COMUNICATO STAMPA
“Ci si meraviglia molto del risultato dell’Afd in Sassonia e in Germania, quando tutti i partiti al governo o all’opposizione dei principali paesi europei, di fatto hanno generato questa situazione”. Lo dichiara Gianpiero Samorì, segretario nazionale della Democrazia Cristiana.
“Alla base c’è una disomogenea e ingiusta distribuzione della ricchezza, attuata tramite l’imposizione fiscale solo a carico di chi lavora e dei ceti medi”, spiega Samorì.
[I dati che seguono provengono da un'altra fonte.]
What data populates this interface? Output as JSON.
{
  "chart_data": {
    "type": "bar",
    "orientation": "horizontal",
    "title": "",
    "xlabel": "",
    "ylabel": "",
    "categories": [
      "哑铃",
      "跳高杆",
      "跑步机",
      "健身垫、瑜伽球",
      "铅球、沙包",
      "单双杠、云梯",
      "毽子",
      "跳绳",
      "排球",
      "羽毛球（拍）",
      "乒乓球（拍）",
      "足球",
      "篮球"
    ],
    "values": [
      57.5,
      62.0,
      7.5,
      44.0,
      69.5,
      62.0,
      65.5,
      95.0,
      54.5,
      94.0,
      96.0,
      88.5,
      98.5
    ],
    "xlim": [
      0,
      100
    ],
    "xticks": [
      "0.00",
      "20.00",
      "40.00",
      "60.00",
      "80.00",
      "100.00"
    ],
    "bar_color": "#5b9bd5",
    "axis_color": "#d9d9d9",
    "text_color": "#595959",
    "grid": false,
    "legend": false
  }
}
E aggiunge: “Il blocco dell’ascensore sociale, particolarmente esasperato dalle scelte degli istituti bancari di fare credito solo a chi ha già soldi, i mancati investimenti sulla scuola, l’istruzione e la cultura, sempre a favore dell’area della finanza, la percezione quasi del disinteresse della garanzia dell’ordine pubblico, che viceversa assume la massima importanza per le classi sociali meno abbienti, hanno funzionato da propellente quasi inesauribile per questi movimenti estremistici, che partono da una base populista e finiscono, come la storia ci insegna, per porsi al servizio dei grandi capitalisti”.
“Ecco quindi – conclude il segretario – l’esigenza, per contrastare questi fenomeni, di ridare vigore, benessere e sicurezza al ceto medio e al mondo del lavoro, a scapito di tutti coloro che operano nel settore della finanza e di investire nuovamente, massicciamente, su formazione, scuola e sanità.
Questo è quello che ha fatto la Democrazia Cristiana per cinquant’anni e che ha evitato per un lungo periodo la crescita di questi estremismi”.